The hackers were thorough. FireEye found “whole sets of files pertaining to upcoming large-scale military operations. These included correspondence, rosters, annotated satellite images, battle maps, orders of battle, geographic coordinates for attacks, and lists of weapons from a range of fighting groups.” In addition to using the fake female avatars on Facebook and Skype, they also setup a bogus pro-opposition website that would infect visitors with malware. The whole effort was aided by the fact that often soldiers shared computers, so once an infection landed on one PC it could collect multiple identities quite easily.
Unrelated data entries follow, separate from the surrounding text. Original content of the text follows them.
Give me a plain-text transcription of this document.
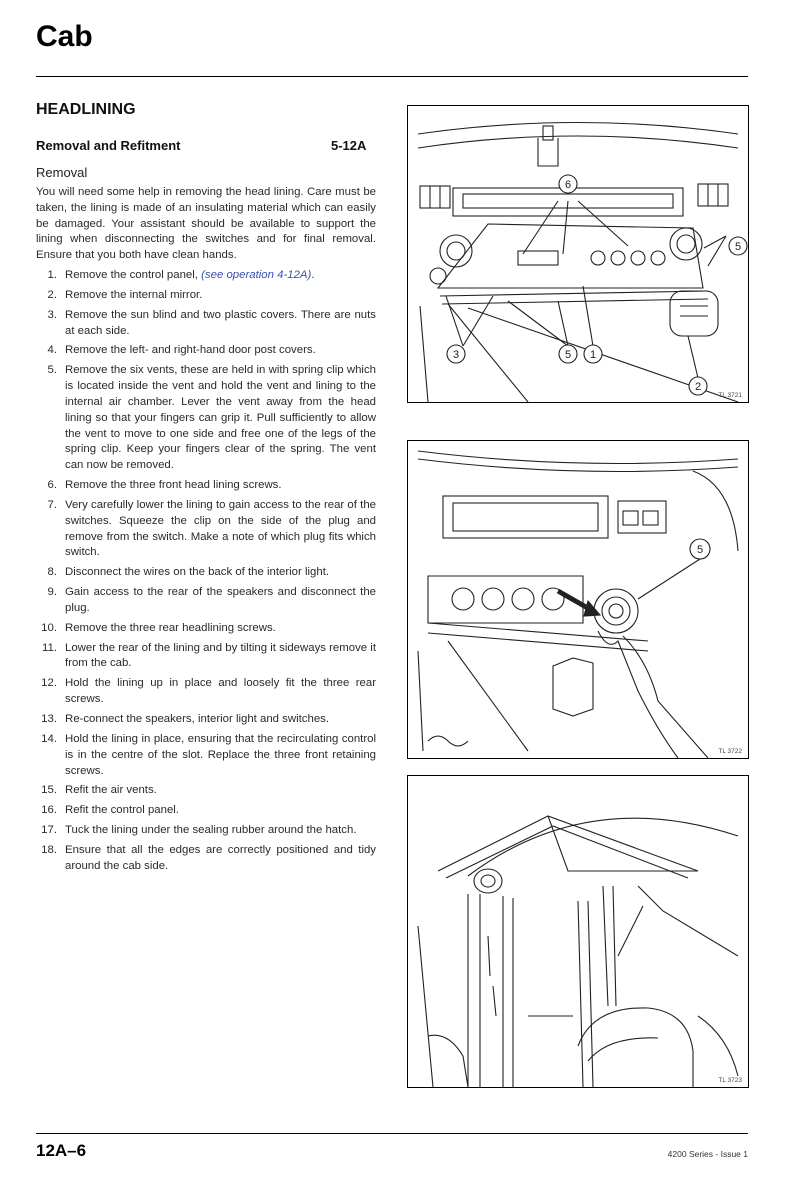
Cab
HEADLINING
Removal and Refitment	5-12A
Removal

You will need some help in removing the head lining. Care must be taken, the lining is made of an insulating material which can easily be damaged. Your assistant should be available to support the lining when disconnecting the switches and for final removal. Ensure that you both have clean hands.

1. Remove the control panel, (see operation 4-12A).
2. Remove the internal mirror.
3. Remove the sun blind and two plastic covers. There are nuts at each side.
4. Remove the left- and right-hand door post covers.
5. Remove the six vents, these are held in with spring clip which is located inside the vent and hold the vent and lining to the internal air chamber. Lever the vent away from the head lining so that your fingers can grip it. Pull sufficiently to allow the vent to move to one side and free one of the legs of the spring clip. Keep your fingers clear of the spring. The vent can now be removed.
6. Remove the three front head lining screws.
7. Very carefully lower the lining to gain access to the rear of the switches. Squeeze the clip on the side of the plug and remove from the switch. Make a note of which plug fits which switch.
8. Disconnect the wires on the back of the interior light.
9. Gain access to the rear of the speakers and disconnect the plug.
10. Remove the three rear headlining screws.
11. Lower the rear of the lining and by tilting it sideways remove it from the cab.
12. Hold the lining up in place and loosely fit the three rear screws.
13. Re-connect the speakers, interior light and switches.
14. Hold the lining in place, ensuring that the recirculating control is in the centre of the slot. Replace the three front retaining screws.
15. Refit the air vents.
16. Refit the control panel.
17. Tuck the lining under the sealing rubber around the hatch.
18. Ensure that all the edges are correctly positioned and tidy around the cab side.
6
5
3	5 1
2
TL 3721
5
TL 3722
TL 3723
12A–6	4200 Series - Issue 1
Finally, the hackers focused on Android phones as well as Windows PCs and had malware created for both environments.

Figuring out who was behind this massive data collection effort isn’t easy, of course. FireEye thinks there are ties to Lebanese or other pro-Syrian groups, and have tracked its command servers to outside of Syria. That could be almost anyone these days. Still, the report is quite chilling in what a determined hacking group can accomplish during wartime.